Certaines croyances politiques attirent une foule de rhéteurs totalement indifférents à ces croyances, mais espérant les utiliser au profit de leurs convoitises. Catilina vivant aujourd’hui se déclarerait syndicaliste ou bolchéviste.
Une croyance rationnellement fausse, mais capable de solidariser les hommes, est politiquement supérieure à une doctrine rationnellement exacte, mais impuissante à créer l’unité de pensée sans laquelle les peuples ne peuvent prospérer. C’est à la lumière de ce principe que l’histoire des croyances politiques et religieuses doit se juger.
On se représente difficilement l’existence d’un peuple gouverné par des réalités au lieu de l’être par des illusions religieuses, politiques ou sociales. L’histoire n’en cite pas d’exemple.
Dans les cycles de l’affectif et du mystique, où s’élaborent les croyances politiques et sociales, l’intelligence pénétrant fort peu, les convictions des illettrés et des savants n’ont pas une valeur bien différente.
L’exemple du dictateur bolcheviste envoyant du Kremlin ses ordres aux révolutionnaires respectueusement réunis en congrès à Tours pour les recueillir, contribue à montrer combien le besoin de soumission à des dogmes reste intense même chez des révoltés s’imaginant libérés de toute croyance.
Dès qu’elles atteignent un certain degré, les croyances mystiques, religieuses ou politiques, deviennent fatalement destructives.
En art comme en politique, le prestige est un grand régulateur des valeurs. Lorsque le Louvre achetait 700.000 francs un tableau qui lui avait été offert pour 20.000 quelques années auparavant, il payait simplement le prestige acquis par le nom de l’auteur. La valeur numérique de ce prestige était exactement représentée par la différence entre les deux sommes. Le prestige des formules politiques subit souvent des variations du même ordre.

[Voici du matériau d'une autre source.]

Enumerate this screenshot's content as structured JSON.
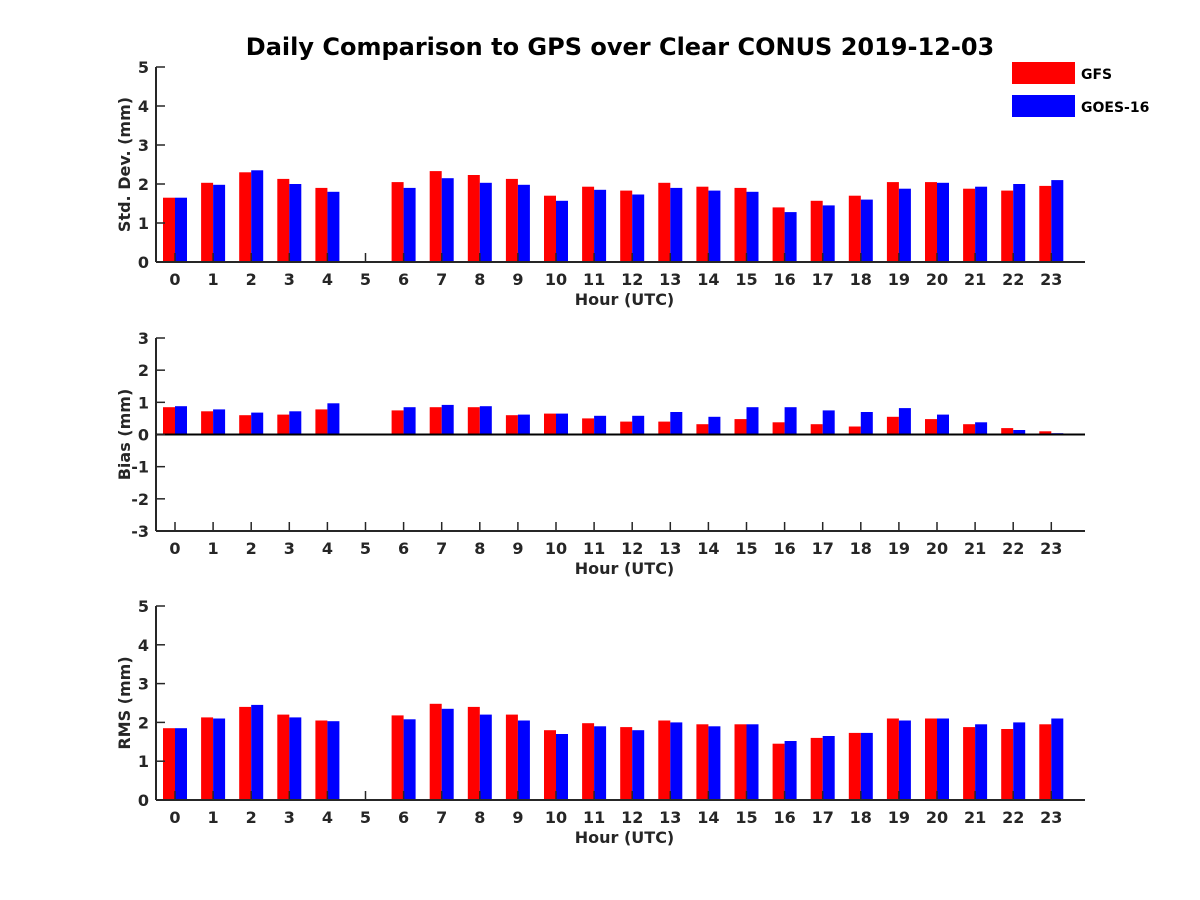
{
  "chart_data": {
    "title": "Daily Comparison to GPS over Clear CONUS 2019-12-03",
    "legend": {
      "position": "top-right",
      "entries": [
        {
          "name": "GFS",
          "color": "#ff0000"
        },
        {
          "name": "GOES-16",
          "color": "#0000ff"
        }
      ]
    },
    "panels": [
      {
        "type": "bar",
        "id": "std",
        "xlabel": "Hour (UTC)",
        "ylabel": "Std. Dev. (mm)",
        "ylim": [
          0,
          5
        ],
        "yticks": [
          "0",
          "1",
          "2",
          "3",
          "4",
          "5"
        ],
        "categories": [
          "0",
          "1",
          "2",
          "3",
          "4",
          "5",
          "6",
          "7",
          "8",
          "9",
          "10",
          "11",
          "12",
          "13",
          "14",
          "15",
          "16",
          "17",
          "18",
          "19",
          "20",
          "21",
          "22",
          "23"
        ],
        "series": [
          {
            "name": "GFS",
            "color": "#ff0000",
            "values": [
              1.65,
              2.03,
              2.3,
              2.13,
              1.9,
              null,
              2.05,
              2.33,
              2.23,
              2.13,
              1.7,
              1.93,
              1.83,
              2.03,
              1.93,
              1.9,
              1.4,
              1.57,
              1.7,
              2.05,
              2.05,
              1.88,
              1.83,
              1.95
            ]
          },
          {
            "name": "GOES-16",
            "color": "#0000ff",
            "values": [
              1.65,
              1.98,
              2.35,
              2.0,
              1.8,
              null,
              1.9,
              2.15,
              2.03,
              1.98,
              1.57,
              1.85,
              1.73,
              1.9,
              1.83,
              1.8,
              1.28,
              1.45,
              1.6,
              1.88,
              2.03,
              1.93,
              2.0,
              2.1
            ]
          }
        ]
      },
      {
        "type": "bar",
        "id": "bias",
        "xlabel": "Hour (UTC)",
        "ylabel": "Bias (mm)",
        "ylim": [
          -3,
          3
        ],
        "yticks": [
          "-3",
          "-2",
          "-1",
          "0",
          "1",
          "2",
          "3"
        ],
        "categories": [
          "0",
          "1",
          "2",
          "3",
          "4",
          "5",
          "6",
          "7",
          "8",
          "9",
          "10",
          "11",
          "12",
          "13",
          "14",
          "15",
          "16",
          "17",
          "18",
          "19",
          "20",
          "21",
          "22",
          "23"
        ],
        "series": [
          {
            "name": "GFS",
            "color": "#ff0000",
            "values": [
              0.85,
              0.72,
              0.6,
              0.62,
              0.78,
              null,
              0.75,
              0.85,
              0.85,
              0.6,
              0.65,
              0.5,
              0.4,
              0.4,
              0.32,
              0.48,
              0.38,
              0.32,
              0.25,
              0.55,
              0.48,
              0.32,
              0.2,
              0.1
            ]
          },
          {
            "name": "GOES-16",
            "color": "#0000ff",
            "values": [
              0.88,
              0.78,
              0.68,
              0.72,
              0.97,
              null,
              0.85,
              0.92,
              0.88,
              0.62,
              0.65,
              0.58,
              0.58,
              0.7,
              0.55,
              0.85,
              0.85,
              0.75,
              0.7,
              0.82,
              0.62,
              0.38,
              0.14,
              0.04
            ]
          }
        ]
      },
      {
        "type": "bar",
        "id": "rms",
        "xlabel": "Hour (UTC)",
        "ylabel": "RMS (mm)",
        "ylim": [
          0,
          5
        ],
        "yticks": [
          "0",
          "1",
          "2",
          "3",
          "4",
          "5"
        ],
        "categories": [
          "0",
          "1",
          "2",
          "3",
          "4",
          "5",
          "6",
          "7",
          "8",
          "9",
          "10",
          "11",
          "12",
          "13",
          "14",
          "15",
          "16",
          "17",
          "18",
          "19",
          "20",
          "21",
          "22",
          "23"
        ],
        "series": [
          {
            "name": "GFS",
            "color": "#ff0000",
            "values": [
              1.85,
              2.13,
              2.4,
              2.2,
              2.05,
              null,
              2.18,
              2.48,
              2.4,
              2.2,
              1.8,
              1.98,
              1.88,
              2.05,
              1.95,
              1.95,
              1.45,
              1.6,
              1.73,
              2.1,
              2.1,
              1.88,
              1.83,
              1.95
            ]
          },
          {
            "name": "GOES-16",
            "color": "#0000ff",
            "values": [
              1.85,
              2.1,
              2.45,
              2.13,
              2.03,
              null,
              2.08,
              2.35,
              2.2,
              2.05,
              1.7,
              1.9,
              1.8,
              2.0,
              1.9,
              1.95,
              1.52,
              1.65,
              1.73,
              2.05,
              2.1,
              1.95,
              2.0,
              2.1
            ]
          }
        ]
      }
    ]
  }
}
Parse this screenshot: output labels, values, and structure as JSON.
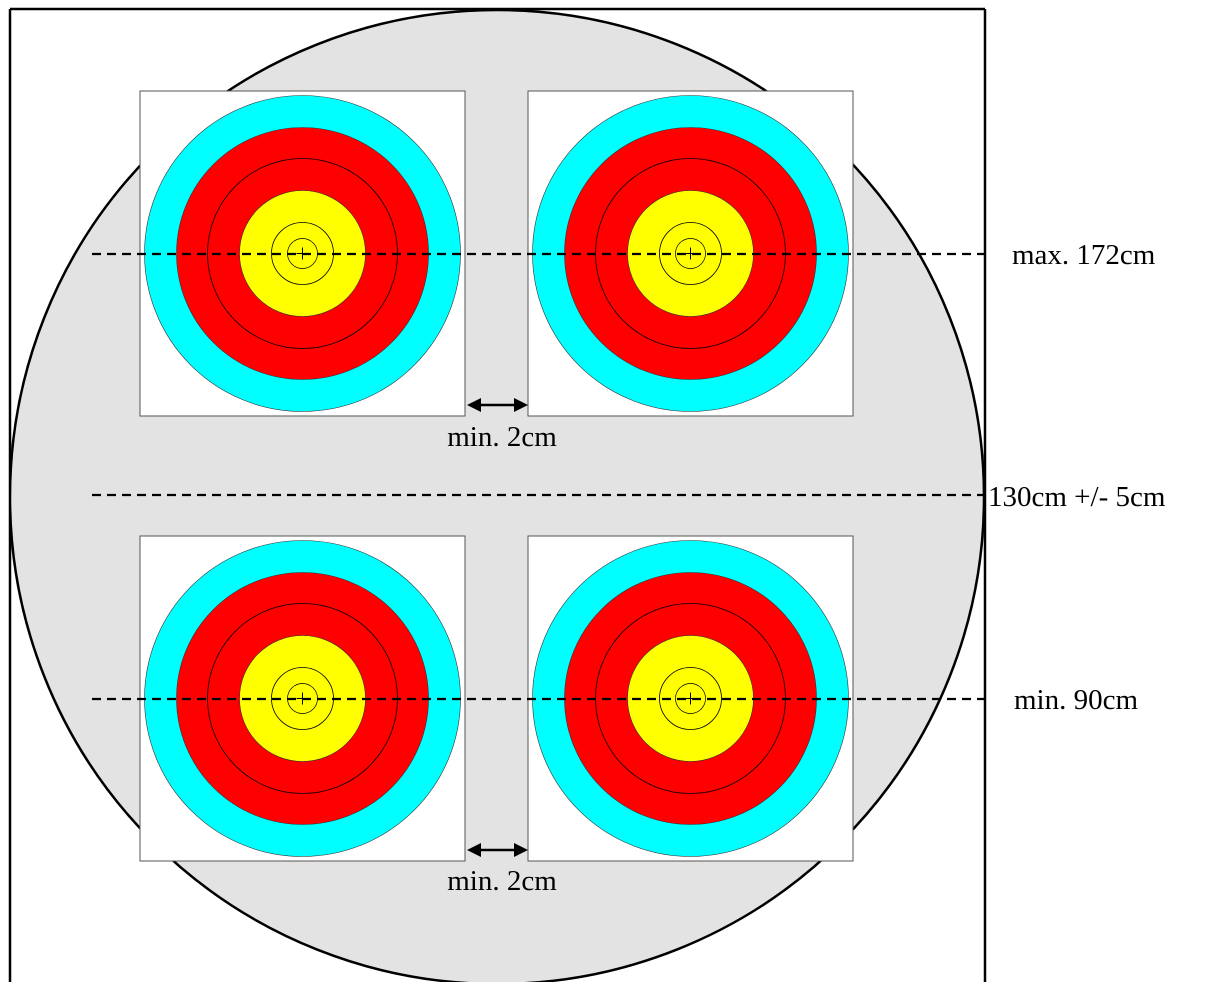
{
  "labels": {
    "top_line": "max. 172cm",
    "middle_line": "130cm +/- 5cm",
    "bottom_line": "min. 90cm",
    "gap_upper": "min. 2cm",
    "gap_lower": "min. 2cm"
  },
  "colors": {
    "boss_fill": "#e3e3e3",
    "face_background": "#ffffff",
    "outer_ring": "#00ffff",
    "middle_ring": "#ff0000",
    "inner_ring": "#ffff00",
    "lines": "#000000"
  },
  "target_faces": [
    {
      "id": "top-left",
      "row": "top",
      "col": "left"
    },
    {
      "id": "top-right",
      "row": "top",
      "col": "right"
    },
    {
      "id": "bottom-left",
      "row": "bottom",
      "col": "left"
    },
    {
      "id": "bottom-right",
      "row": "bottom",
      "col": "right"
    }
  ]
}
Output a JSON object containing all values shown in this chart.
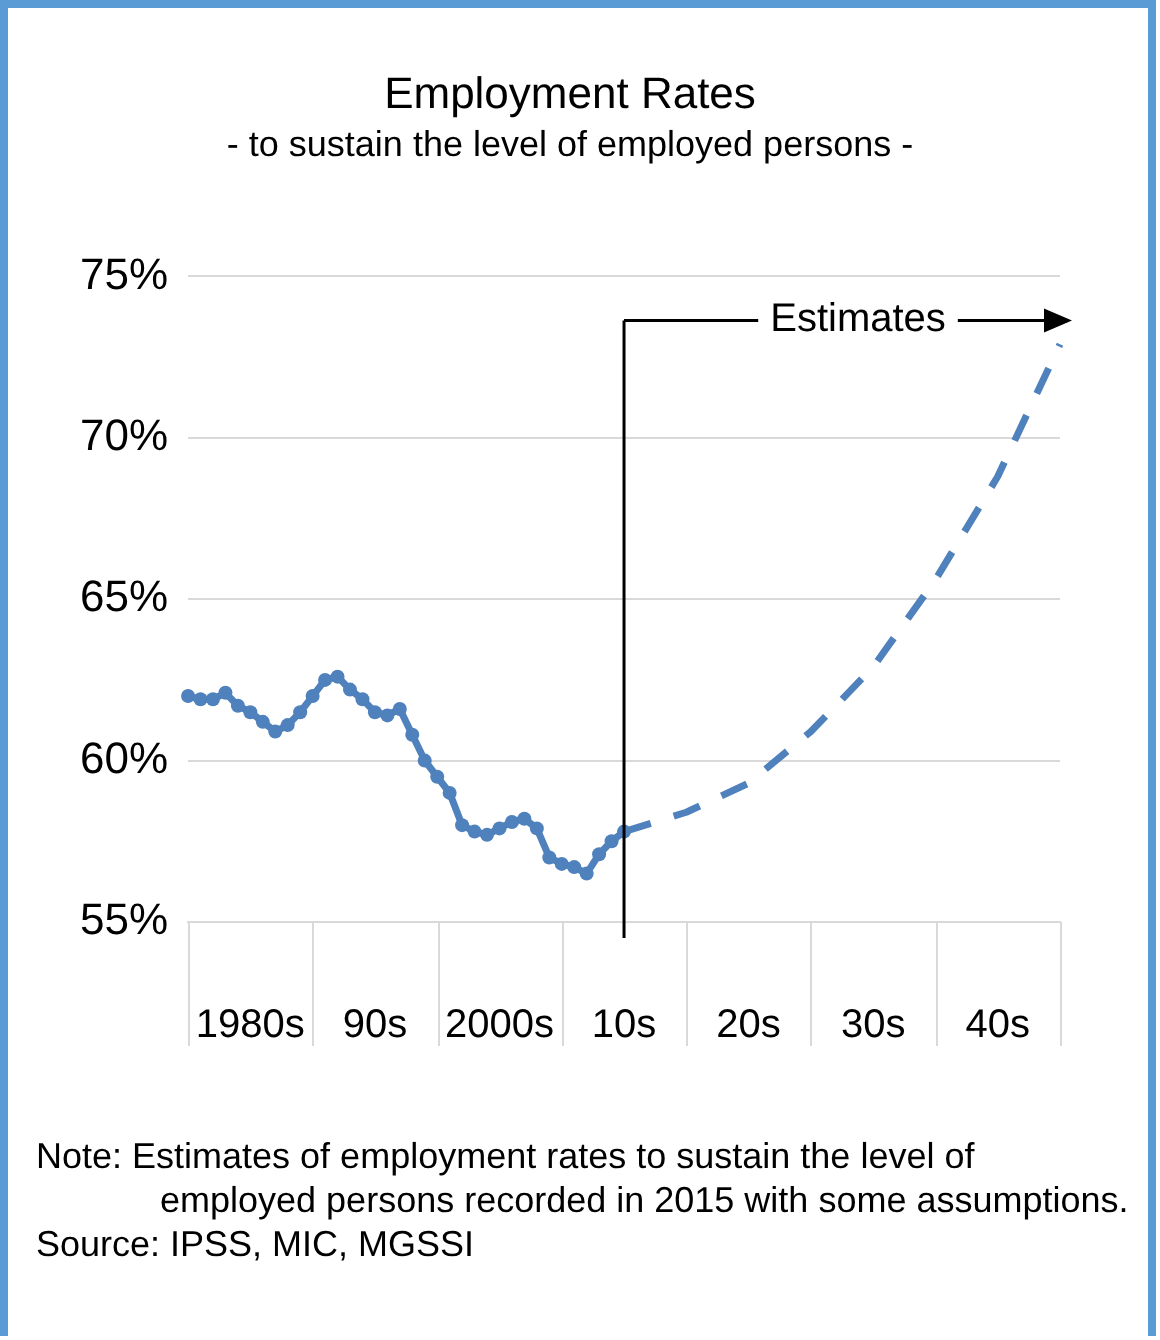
{
  "chart_data": {
    "type": "line",
    "title": "Employment Rates",
    "subtitle": "- to sustain the level of employed persons -",
    "categories": [
      null,
      null,
      null,
      null,
      null,
      "1980s",
      null,
      null,
      null,
      null,
      null,
      null,
      null,
      null,
      null,
      "90s",
      null,
      null,
      null,
      null,
      null,
      null,
      null,
      null,
      null,
      "2000s",
      null,
      null,
      null,
      null,
      null,
      null,
      null,
      null,
      null,
      "10s",
      null,
      null,
      null,
      null,
      null,
      null,
      null,
      null,
      null,
      "20s",
      null,
      null,
      null,
      null,
      null,
      null,
      null,
      null,
      null,
      "30s",
      null,
      null,
      null,
      null,
      null,
      null,
      null,
      null,
      null,
      "40s",
      null,
      null,
      null,
      null,
      null
    ],
    "ylim": [
      55,
      75
    ],
    "yticks": [
      {
        "value": 55,
        "label": "55%"
      },
      {
        "value": 60,
        "label": "60%"
      },
      {
        "value": 65,
        "label": "65%"
      },
      {
        "value": 70,
        "label": "70%"
      },
      {
        "value": 75,
        "label": "75%"
      }
    ],
    "grid": "y",
    "legend": false,
    "series": [
      {
        "color": "#4f81bd",
        "marker": "circle",
        "line_style": "solid",
        "values": [
          62.0,
          61.9,
          61.9,
          62.1,
          61.7,
          61.5,
          61.2,
          60.9,
          61.1,
          61.5,
          62.0,
          62.5,
          62.6,
          62.2,
          61.9,
          61.5,
          61.4,
          61.6,
          60.8,
          60.0,
          59.5,
          59.0,
          58.0,
          57.8,
          57.7,
          57.9,
          58.1,
          58.2,
          57.9,
          57.0,
          56.8,
          56.7,
          56.5,
          57.1,
          57.5,
          57.8,
          null,
          null,
          null,
          null,
          null,
          null,
          null,
          null,
          null,
          null,
          null,
          null,
          null,
          null,
          null,
          null,
          null,
          null,
          null,
          null,
          null,
          null,
          null,
          null,
          null,
          null,
          null,
          null,
          null,
          null,
          null,
          null,
          null,
          null,
          null
        ]
      },
      {
        "color": "#4f81bd",
        "marker": "none",
        "line_style": "dashed",
        "values": [
          null,
          null,
          null,
          null,
          null,
          null,
          null,
          null,
          null,
          null,
          null,
          null,
          null,
          null,
          null,
          null,
          null,
          null,
          null,
          null,
          null,
          null,
          null,
          null,
          null,
          null,
          null,
          null,
          null,
          null,
          null,
          null,
          null,
          null,
          null,
          57.8,
          null,
          null,
          null,
          null,
          58.4,
          null,
          null,
          null,
          null,
          59.3,
          null,
          null,
          null,
          null,
          60.9,
          null,
          null,
          null,
          null,
          62.9,
          null,
          null,
          null,
          null,
          65.6,
          null,
          null,
          null,
          null,
          68.8,
          null,
          null,
          null,
          null,
          72.9
        ]
      }
    ],
    "annotations": [
      {
        "text": "Estimates"
      },
      "Note: Estimates of employment rates to sustain the level of employed persons recorded in 2015 with some assumptions.",
      "Source: IPSS, MIC, MGSSI"
    ]
  }
}
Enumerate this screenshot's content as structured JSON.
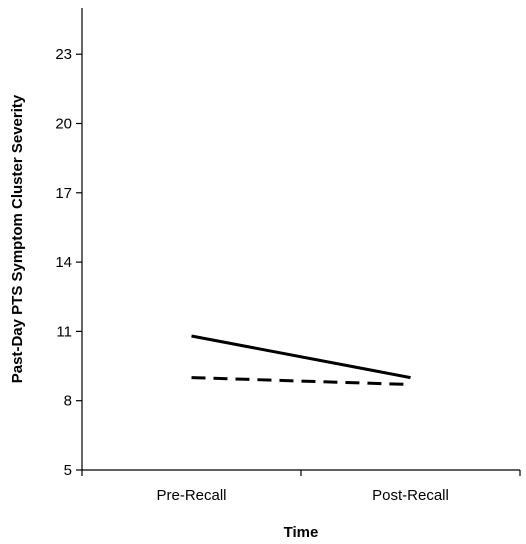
{
  "chart_data": {
    "type": "line",
    "title": "",
    "xlabel": "Time",
    "ylabel": "Past-Day PTS Symptom Cluster Severity",
    "categories": [
      "Pre-Recall",
      "Post-Recall"
    ],
    "ylim": [
      5,
      25
    ],
    "yticks": [
      5,
      8,
      11,
      14,
      17,
      20,
      23
    ],
    "grid": false,
    "legend": "none",
    "series": [
      {
        "style": "solid",
        "color": "#000000",
        "values": [
          10.8,
          9.0
        ]
      },
      {
        "style": "dashed",
        "color": "#000000",
        "values": [
          9.0,
          8.7
        ]
      }
    ]
  }
}
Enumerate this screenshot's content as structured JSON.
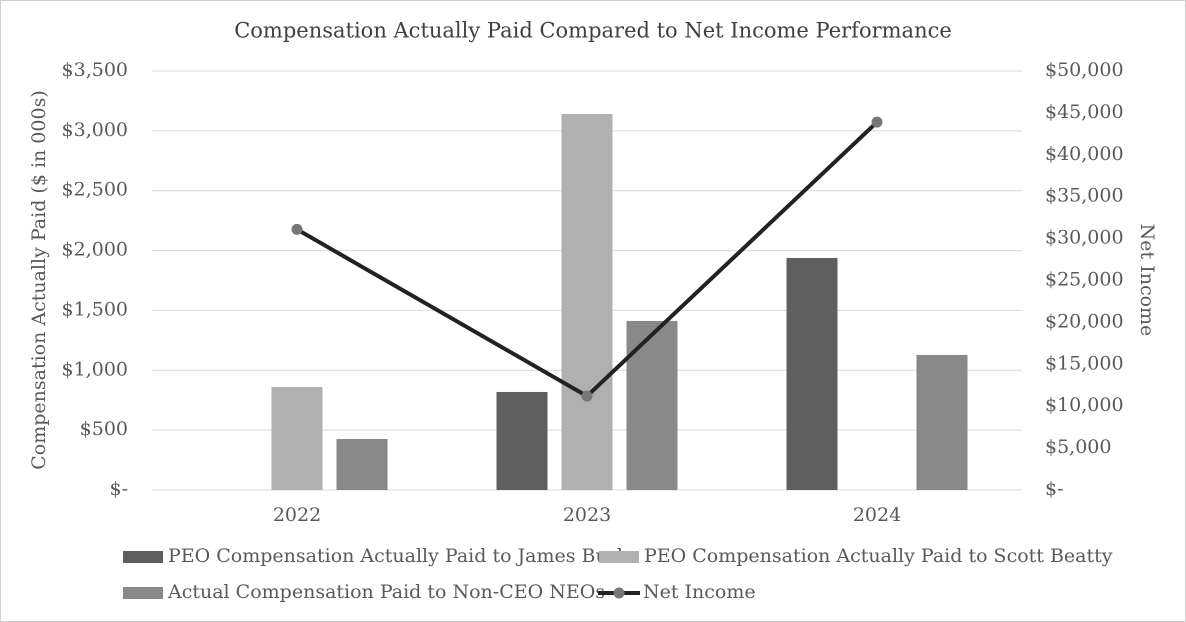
{
  "chart_data": {
    "type": "bar",
    "title": "Compensation Actually Paid Compared  to Net Income Performance",
    "y_label": "Compensation Actually Paid ($ in 000s)",
    "y2_label": "Net Income",
    "categories": [
      "2022",
      "2023",
      "2024"
    ],
    "series": [
      {
        "name": "PEO Compensation Actually Paid to James Burke",
        "color": "#5f5f5f",
        "type": "bar",
        "values": [
          null,
          819,
          1938
        ]
      },
      {
        "name": "PEO Compensation Actually Paid to Scott Beatty",
        "color": "#b0b0b0",
        "type": "bar",
        "values": [
          860,
          3141,
          null
        ]
      },
      {
        "name": "Actual Compensation Paid to Non-CEO NEOs",
        "color": "#898989",
        "type": "bar",
        "values": [
          426,
          1412,
          1128
        ]
      },
      {
        "name": "Net Income",
        "color": "#222222",
        "marker_color": "#777777",
        "type": "line",
        "axis": "y2",
        "values": [
          31100,
          11200,
          43900
        ]
      }
    ],
    "ylim": [
      0,
      3500
    ],
    "yticks": [
      {
        "value": 0,
        "label": "$-"
      },
      {
        "value": 500,
        "label": "$500"
      },
      {
        "value": 1000,
        "label": "$1,000"
      },
      {
        "value": 1500,
        "label": "$1,500"
      },
      {
        "value": 2000,
        "label": "$2,000"
      },
      {
        "value": 2500,
        "label": "$2,500"
      },
      {
        "value": 3000,
        "label": "$3,000"
      },
      {
        "value": 3500,
        "label": "$3,500"
      }
    ],
    "y2lim": [
      0,
      50000
    ],
    "y2ticks": [
      {
        "value": 0,
        "label": "$-"
      },
      {
        "value": 5000,
        "label": "$5,000"
      },
      {
        "value": 10000,
        "label": "$10,000"
      },
      {
        "value": 15000,
        "label": "$15,000"
      },
      {
        "value": 20000,
        "label": "$20,000"
      },
      {
        "value": 25000,
        "label": "$25,000"
      },
      {
        "value": 30000,
        "label": "$30,000"
      },
      {
        "value": 35000,
        "label": "$35,000"
      },
      {
        "value": 40000,
        "label": "$40,000"
      },
      {
        "value": 45000,
        "label": "$45,000"
      },
      {
        "value": 50000,
        "label": "$50,000"
      }
    ],
    "grid": true,
    "legend": "bottom"
  }
}
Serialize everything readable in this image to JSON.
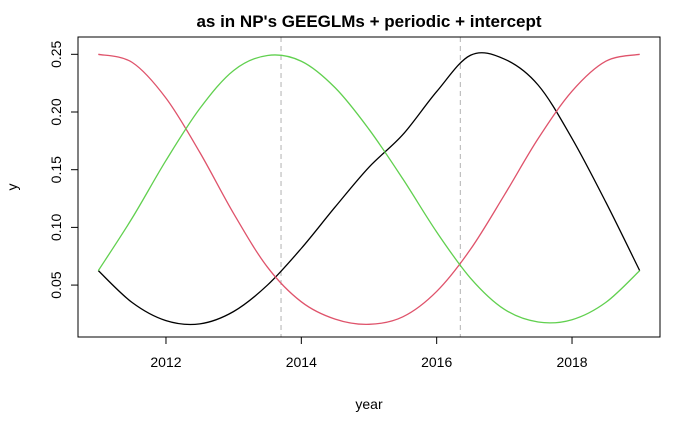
{
  "chart_data": {
    "type": "line",
    "title": "as in NP's GEEGLMs + periodic + intercept",
    "xlabel": "year",
    "ylabel": "y",
    "xlim": [
      2010.7,
      2019.3
    ],
    "ylim": [
      0.005,
      0.265
    ],
    "x_ticks": [
      2012,
      2014,
      2016,
      2018
    ],
    "y_ticks": [
      0.05,
      0.1,
      0.15,
      0.2,
      0.25
    ],
    "x_tick_labels": [
      "2012",
      "2014",
      "2016",
      "2018"
    ],
    "y_tick_labels": [
      "0.05",
      "0.10",
      "0.15",
      "0.20",
      "0.25"
    ],
    "grid": false,
    "legend": "none",
    "vlines": [
      2013.7,
      2016.35
    ],
    "vline_color": "#bebebe",
    "x": [
      2011.0,
      2011.5,
      2012.0,
      2012.5,
      2013.0,
      2013.5,
      2014.0,
      2014.5,
      2015.0,
      2015.5,
      2016.0,
      2016.5,
      2017.0,
      2017.5,
      2018.0,
      2018.5,
      2019.0
    ],
    "series": [
      {
        "color": "#000000",
        "values": [
          0.0625,
          0.0349,
          0.0192,
          0.0164,
          0.0271,
          0.05,
          0.0818,
          0.1177,
          0.1522,
          0.1804,
          0.2177,
          0.2492,
          0.2459,
          0.2233,
          0.1771,
          0.1218,
          0.0625
        ]
      },
      {
        "color": "#df536b",
        "values": [
          0.25,
          0.243,
          0.212,
          0.165,
          0.112,
          0.0655,
          0.0355,
          0.0205,
          0.016,
          0.0225,
          0.0445,
          0.081,
          0.128,
          0.177,
          0.218,
          0.244,
          0.25
        ]
      },
      {
        "color": "#61d04f",
        "values": [
          0.0625,
          0.108,
          0.158,
          0.203,
          0.236,
          0.249,
          0.244,
          0.221,
          0.185,
          0.142,
          0.096,
          0.056,
          0.029,
          0.018,
          0.02,
          0.035,
          0.0625
        ]
      }
    ]
  }
}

Les progrès du bolchevisme contribuent à prouver qu’une doctrine chargée d’espérances s’impose plus facilement que les vérités rationnelles les mieux démontrées.
Républicains et socialistes constituent, malgré leur collaboration éphémère, deux partis politiques opposés. Les premiers représentent la démocratie, les seconds la dictature.
Une des forces du convaincu est de ne pas discuter la valeur rationnelle de sa croyance.
En politique et en religion, le rêve des convaincus fut toujours de pouvoir massacrer sans pitié les hommes qui ne pensent pas comme eux.
Une excellente définition du radicalisme est celle qu’en donna jadis le président Wilson. « Ce terme signifie, disait-il : simplisme, violence et envie. »
Le radicalisme durera longtemps sans doute, parce que la nature humaine suppose volontiers que des mesures simples et violentes peuvent remédier instantanément à des maux résultant, en réalité, d’un ensemble de causes lointaines et profondes.
Lorsque les raisons psychologiques des événements et leur complication seront mieux comprises, bien peu d’hommes instruits consentiront à se dire radicaux.
En politique, une vérité indiscutée n’est souvent qu’une erreur suffisamment répétée.